Seasonal variation in phosphorus concentration-discharge hysteresis inferred from high-frequency in situ monitoring

•Hourly phosphorus and turbidity data show hysteresis patterns with stream discharge.•Clockwise and anti-clockwise events are both common and consistent for determinands.•Discharge volume and air temperature are the main controls of hysteresis direction.•Fuzzy logic model shows high accuracy in predicting the hysteresis direction.•There is a clear seasonal transition in phosphorus transport patterns.
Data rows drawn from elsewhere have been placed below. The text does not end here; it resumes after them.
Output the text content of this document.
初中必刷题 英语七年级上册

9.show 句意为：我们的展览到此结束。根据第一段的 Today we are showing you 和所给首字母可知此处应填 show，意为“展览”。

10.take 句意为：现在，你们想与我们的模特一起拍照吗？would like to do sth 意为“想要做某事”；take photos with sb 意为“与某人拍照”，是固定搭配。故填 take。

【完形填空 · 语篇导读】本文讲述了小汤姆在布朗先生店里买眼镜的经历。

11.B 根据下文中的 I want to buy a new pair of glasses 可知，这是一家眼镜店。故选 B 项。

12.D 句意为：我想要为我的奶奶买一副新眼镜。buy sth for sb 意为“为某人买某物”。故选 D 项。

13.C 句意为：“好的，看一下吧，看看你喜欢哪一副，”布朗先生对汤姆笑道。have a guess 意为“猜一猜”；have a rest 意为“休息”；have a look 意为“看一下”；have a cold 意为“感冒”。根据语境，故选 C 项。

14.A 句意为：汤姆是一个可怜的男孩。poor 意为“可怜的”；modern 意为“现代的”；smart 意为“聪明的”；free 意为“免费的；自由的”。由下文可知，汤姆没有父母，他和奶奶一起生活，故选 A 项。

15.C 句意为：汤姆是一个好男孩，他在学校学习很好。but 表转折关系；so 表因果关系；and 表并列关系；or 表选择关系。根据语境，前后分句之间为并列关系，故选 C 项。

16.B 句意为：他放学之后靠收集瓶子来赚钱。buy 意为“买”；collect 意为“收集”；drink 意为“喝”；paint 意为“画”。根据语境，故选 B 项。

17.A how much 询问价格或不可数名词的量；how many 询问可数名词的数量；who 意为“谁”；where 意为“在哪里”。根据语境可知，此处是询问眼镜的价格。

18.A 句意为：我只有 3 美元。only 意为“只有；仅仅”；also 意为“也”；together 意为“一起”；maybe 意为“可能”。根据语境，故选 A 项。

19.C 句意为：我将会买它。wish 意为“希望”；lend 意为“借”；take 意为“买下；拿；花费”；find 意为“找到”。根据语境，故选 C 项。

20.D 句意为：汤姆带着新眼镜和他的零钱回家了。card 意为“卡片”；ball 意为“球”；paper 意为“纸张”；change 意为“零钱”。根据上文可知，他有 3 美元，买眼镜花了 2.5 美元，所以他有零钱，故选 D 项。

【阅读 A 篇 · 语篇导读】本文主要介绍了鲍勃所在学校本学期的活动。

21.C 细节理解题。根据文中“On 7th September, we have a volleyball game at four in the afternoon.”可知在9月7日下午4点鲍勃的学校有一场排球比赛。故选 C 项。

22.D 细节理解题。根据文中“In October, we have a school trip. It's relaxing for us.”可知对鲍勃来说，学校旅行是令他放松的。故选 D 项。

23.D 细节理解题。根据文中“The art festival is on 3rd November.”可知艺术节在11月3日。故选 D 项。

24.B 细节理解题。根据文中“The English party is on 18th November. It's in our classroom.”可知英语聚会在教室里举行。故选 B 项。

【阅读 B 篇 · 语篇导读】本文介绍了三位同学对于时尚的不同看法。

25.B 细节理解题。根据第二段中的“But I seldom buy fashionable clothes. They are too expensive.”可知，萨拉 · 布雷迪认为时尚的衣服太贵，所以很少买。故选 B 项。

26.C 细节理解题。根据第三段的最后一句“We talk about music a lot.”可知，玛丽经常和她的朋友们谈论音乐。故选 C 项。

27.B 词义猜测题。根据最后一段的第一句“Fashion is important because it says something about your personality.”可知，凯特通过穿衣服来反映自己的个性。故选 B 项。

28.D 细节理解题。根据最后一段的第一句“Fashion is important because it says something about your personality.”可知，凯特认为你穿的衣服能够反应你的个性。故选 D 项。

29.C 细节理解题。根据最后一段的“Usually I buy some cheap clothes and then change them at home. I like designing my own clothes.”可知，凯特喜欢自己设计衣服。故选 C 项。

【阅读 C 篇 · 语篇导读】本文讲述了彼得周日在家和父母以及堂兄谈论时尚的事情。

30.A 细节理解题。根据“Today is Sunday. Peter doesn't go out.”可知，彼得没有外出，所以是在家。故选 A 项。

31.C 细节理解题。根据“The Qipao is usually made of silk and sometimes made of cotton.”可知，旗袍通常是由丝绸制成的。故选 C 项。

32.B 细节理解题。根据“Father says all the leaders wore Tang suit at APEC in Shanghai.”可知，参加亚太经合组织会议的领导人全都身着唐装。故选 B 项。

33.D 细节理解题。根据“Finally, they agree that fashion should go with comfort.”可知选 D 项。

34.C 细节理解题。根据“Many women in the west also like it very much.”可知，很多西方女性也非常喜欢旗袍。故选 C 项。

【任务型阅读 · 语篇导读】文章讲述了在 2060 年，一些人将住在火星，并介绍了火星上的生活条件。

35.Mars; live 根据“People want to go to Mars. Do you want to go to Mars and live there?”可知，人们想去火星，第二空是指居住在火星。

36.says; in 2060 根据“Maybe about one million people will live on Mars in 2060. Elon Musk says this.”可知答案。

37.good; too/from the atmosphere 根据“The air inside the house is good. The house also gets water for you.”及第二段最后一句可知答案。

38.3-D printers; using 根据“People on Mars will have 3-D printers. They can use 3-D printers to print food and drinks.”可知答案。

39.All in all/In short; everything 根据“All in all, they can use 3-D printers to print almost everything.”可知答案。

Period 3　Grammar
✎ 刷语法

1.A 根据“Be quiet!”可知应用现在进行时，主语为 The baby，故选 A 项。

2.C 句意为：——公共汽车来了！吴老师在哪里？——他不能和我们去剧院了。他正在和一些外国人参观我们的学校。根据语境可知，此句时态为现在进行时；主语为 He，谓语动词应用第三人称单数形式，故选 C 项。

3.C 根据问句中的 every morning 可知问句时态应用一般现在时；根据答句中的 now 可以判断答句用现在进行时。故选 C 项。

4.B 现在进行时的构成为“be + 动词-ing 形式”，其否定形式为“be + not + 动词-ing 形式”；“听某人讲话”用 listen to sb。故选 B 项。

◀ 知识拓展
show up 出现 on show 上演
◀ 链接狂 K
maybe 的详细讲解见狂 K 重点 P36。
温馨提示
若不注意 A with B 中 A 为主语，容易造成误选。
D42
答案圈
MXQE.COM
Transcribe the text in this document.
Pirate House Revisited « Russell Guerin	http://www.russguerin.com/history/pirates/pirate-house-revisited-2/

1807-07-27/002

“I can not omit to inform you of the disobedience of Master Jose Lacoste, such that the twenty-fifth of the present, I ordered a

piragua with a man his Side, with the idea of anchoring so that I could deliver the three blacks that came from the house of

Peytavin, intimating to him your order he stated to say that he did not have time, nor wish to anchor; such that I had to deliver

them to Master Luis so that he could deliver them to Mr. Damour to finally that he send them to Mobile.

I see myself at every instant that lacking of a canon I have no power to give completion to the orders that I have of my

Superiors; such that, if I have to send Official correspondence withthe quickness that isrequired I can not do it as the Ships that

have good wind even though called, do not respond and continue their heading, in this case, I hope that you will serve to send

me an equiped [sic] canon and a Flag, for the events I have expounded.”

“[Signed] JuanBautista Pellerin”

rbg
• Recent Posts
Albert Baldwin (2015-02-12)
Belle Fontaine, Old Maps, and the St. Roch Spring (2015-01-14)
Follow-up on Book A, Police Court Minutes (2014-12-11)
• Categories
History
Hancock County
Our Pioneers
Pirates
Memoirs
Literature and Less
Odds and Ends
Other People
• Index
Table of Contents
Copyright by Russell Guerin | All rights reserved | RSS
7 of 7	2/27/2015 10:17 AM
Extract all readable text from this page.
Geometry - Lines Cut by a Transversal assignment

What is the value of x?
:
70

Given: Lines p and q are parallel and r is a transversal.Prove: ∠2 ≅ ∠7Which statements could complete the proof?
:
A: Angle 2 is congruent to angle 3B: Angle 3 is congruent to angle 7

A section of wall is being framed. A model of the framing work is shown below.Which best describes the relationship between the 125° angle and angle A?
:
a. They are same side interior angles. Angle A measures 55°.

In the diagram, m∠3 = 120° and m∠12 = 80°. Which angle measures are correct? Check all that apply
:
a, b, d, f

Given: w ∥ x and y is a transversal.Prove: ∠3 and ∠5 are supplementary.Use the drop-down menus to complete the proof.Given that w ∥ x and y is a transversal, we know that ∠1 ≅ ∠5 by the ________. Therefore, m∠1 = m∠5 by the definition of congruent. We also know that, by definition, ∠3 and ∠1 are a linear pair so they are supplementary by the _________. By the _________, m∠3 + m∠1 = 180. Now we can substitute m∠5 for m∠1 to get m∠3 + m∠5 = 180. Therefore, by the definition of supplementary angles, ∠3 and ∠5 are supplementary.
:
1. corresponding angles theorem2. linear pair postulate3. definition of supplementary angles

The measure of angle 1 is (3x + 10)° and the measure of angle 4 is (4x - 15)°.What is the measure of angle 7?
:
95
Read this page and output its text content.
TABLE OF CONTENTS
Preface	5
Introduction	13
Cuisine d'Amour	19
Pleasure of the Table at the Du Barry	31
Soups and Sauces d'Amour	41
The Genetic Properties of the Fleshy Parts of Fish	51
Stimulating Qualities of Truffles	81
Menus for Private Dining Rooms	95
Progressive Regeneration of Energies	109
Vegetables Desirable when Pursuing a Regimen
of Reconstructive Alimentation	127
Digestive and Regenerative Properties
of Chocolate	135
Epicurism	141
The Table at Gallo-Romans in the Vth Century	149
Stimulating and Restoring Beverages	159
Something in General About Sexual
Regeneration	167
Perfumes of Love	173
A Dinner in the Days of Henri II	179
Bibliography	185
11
SummaryHigh-resolution in situ total phosphorus (TP), total reactive phosphorus (TRP) and turbidity (TURB) time series are presented for a groundwater-dominated agricultural catchment. Meta-analysis of concentration-discharge (c-q) intra-storm signatures for 61 storm events revealed dominant hysteretic patterns with similar frequency of anti-clockwise and clockwise responses; different determinands (TP, TRP, TURB) behaved similarly. We found that the c-q loop direction is controlled by seasonally variable flow discharge and temperature whereas the magnitude is controlled by antecedent rainfall. Anti-clockwise storm events showed lower flow discharge and higher temperature compared to clockwise events. Hydrological controls were more important for clockwise events and TP and TURB responses, whereas in-stream biogeochemical controls were important for anti-clockwise storm events and TRP responses. Based on the best predictors of the direction of the hysteresis loops, we calibrated and validated a simple fuzzy logic inference model (FIS) to determine likely direction of the c-q responses. We show that seasonal and inter-storm succession in clockwise and anti-clockwise responses corroborates the transition in P transport from a chemostatic to an episodic regime. Our work delivers new insights for the evidence base on the complexity of phosphorus dynamics. We show the critical value of high-frequency in situ observations in advancing understanding of freshwater biogeochemical processes.